7. Be patient. Mothers are likely to be in labor longer than their grandmothers were, recent research suggests. That may be because they tend to be heavier or older when they give birth, or it may be a side effect of epidural anesthesia. In any case, most doctors learned about the course of labor from timetables set in the 1950s. “Obstetricians may be too quick to intervene because they think labor is not progressing as quickly as it should,” Main says. Talk with your practitioner as well as anyone who will be supporting you in advance about your desire to allow your labor to progress on its own.
8. Get labor support. Women who receive continuous support are in labor for shorter periods and are less likely to need intervention. The most effective support comes from someone who is not a member of the hospital staff and is not in your social network—a doula, or trained birth assistant, for example—according to a systematic review of 21 studies involving more than 15,000 women in a range of circumstances and settings. Ask your provider for a referral, and see if your insurance company will cover doula care.

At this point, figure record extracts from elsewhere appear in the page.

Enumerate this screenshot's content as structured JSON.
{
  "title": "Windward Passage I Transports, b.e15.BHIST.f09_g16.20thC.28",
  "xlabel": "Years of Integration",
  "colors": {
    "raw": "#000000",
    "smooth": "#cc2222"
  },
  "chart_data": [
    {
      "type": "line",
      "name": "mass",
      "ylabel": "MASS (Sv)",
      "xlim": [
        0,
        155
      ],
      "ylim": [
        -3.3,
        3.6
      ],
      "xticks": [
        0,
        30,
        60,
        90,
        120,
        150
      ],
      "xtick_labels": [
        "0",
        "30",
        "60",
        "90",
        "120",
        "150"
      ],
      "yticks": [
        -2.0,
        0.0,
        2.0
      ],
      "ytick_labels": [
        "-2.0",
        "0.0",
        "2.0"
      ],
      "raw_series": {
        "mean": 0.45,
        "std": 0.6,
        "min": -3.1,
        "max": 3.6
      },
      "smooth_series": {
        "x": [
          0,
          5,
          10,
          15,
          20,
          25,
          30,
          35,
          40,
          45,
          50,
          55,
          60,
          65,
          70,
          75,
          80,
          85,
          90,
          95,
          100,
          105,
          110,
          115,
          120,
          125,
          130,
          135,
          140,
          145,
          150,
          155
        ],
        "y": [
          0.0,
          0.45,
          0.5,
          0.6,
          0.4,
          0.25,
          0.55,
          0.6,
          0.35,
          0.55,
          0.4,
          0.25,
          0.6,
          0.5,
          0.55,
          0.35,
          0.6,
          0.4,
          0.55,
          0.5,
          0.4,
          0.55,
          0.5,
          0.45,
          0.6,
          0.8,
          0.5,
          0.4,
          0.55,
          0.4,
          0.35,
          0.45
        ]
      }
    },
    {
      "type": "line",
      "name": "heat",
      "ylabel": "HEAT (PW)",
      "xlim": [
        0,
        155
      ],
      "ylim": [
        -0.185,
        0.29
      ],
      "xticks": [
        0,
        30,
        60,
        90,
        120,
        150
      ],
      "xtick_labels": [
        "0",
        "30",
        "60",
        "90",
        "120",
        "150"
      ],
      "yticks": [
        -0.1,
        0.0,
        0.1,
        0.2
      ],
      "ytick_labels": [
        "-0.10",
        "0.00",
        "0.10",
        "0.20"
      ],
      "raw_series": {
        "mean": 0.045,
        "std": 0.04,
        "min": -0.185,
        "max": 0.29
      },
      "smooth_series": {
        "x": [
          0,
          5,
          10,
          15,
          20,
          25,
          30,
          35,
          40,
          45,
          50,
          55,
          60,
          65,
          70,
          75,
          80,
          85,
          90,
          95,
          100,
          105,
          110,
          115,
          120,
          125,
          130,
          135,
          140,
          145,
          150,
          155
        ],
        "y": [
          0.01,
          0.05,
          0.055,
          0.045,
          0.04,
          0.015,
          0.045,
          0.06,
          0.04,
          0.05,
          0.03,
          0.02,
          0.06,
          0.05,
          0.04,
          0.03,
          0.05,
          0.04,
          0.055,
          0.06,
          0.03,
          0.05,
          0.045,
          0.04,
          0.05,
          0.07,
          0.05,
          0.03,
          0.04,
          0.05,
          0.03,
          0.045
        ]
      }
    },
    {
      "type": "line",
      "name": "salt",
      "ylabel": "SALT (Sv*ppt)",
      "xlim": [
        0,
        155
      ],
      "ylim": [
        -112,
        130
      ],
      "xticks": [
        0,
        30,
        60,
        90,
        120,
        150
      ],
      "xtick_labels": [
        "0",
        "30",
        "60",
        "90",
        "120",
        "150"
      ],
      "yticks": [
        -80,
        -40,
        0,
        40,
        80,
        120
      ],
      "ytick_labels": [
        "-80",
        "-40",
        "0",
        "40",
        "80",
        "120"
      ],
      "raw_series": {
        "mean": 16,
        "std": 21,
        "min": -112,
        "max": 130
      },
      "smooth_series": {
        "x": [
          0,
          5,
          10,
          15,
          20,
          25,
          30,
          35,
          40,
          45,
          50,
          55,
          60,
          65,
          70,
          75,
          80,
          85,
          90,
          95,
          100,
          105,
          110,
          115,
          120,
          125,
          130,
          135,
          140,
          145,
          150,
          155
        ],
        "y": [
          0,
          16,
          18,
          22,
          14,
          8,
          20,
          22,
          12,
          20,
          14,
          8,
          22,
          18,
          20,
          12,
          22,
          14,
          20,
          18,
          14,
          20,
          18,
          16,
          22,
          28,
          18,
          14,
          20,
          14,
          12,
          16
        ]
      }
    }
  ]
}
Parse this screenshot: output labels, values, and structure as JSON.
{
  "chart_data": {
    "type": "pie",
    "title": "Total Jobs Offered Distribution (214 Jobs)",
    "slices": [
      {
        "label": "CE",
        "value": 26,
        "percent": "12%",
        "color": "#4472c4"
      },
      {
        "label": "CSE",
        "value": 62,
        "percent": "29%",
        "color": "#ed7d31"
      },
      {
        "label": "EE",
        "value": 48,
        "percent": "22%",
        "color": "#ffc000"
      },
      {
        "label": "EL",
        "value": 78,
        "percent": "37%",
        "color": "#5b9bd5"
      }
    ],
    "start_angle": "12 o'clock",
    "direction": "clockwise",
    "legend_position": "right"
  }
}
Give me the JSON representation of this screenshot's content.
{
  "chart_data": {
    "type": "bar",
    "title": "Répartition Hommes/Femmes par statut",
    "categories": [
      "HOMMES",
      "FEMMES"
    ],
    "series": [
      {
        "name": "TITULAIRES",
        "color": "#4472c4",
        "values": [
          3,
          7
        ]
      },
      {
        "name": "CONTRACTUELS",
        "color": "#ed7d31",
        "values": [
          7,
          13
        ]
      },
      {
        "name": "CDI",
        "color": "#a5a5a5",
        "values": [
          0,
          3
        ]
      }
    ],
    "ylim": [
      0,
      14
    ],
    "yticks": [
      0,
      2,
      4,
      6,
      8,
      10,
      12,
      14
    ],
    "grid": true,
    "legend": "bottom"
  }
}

9. Listen to yourself. Walking, rocking, or moving during contractions, and changing positions between contractions, can make you more comfortable and speed labor along. “Each labor coping strategy, such as walking or showering, tends to last for about 20 minutes,” Main says. “It’s good to plan five or six strategies and then rotate through them.” When it comes time to push, being upright or on your side rather than flat on your back allows your pelvis to open and keeps you working with rather than against gravity. Hollywood-style pushing, in which the woman is coached to hold her breath and push hard according to someone else’s count, turns out to less effective than trusting your instincts. “Self-directed pushing, in which the mother can push when she feels like it in the way that feels right to her, can actually make things go faster,” Bingham says.
10. Touch your newborn. Placing healthy newborns naked on their mother’s bare chest immediately after birth has numerous benefits for both of them, according to a review of 30 studies involving nearly 2,000 mother-infant pairs. Babies that get skin-to-skin contact interact more with their mothers, stay warmer, cry less, and are more likely to be breast-fed and to breast-feed longer than those that are taken away to be cleaned up, measured, and dressed.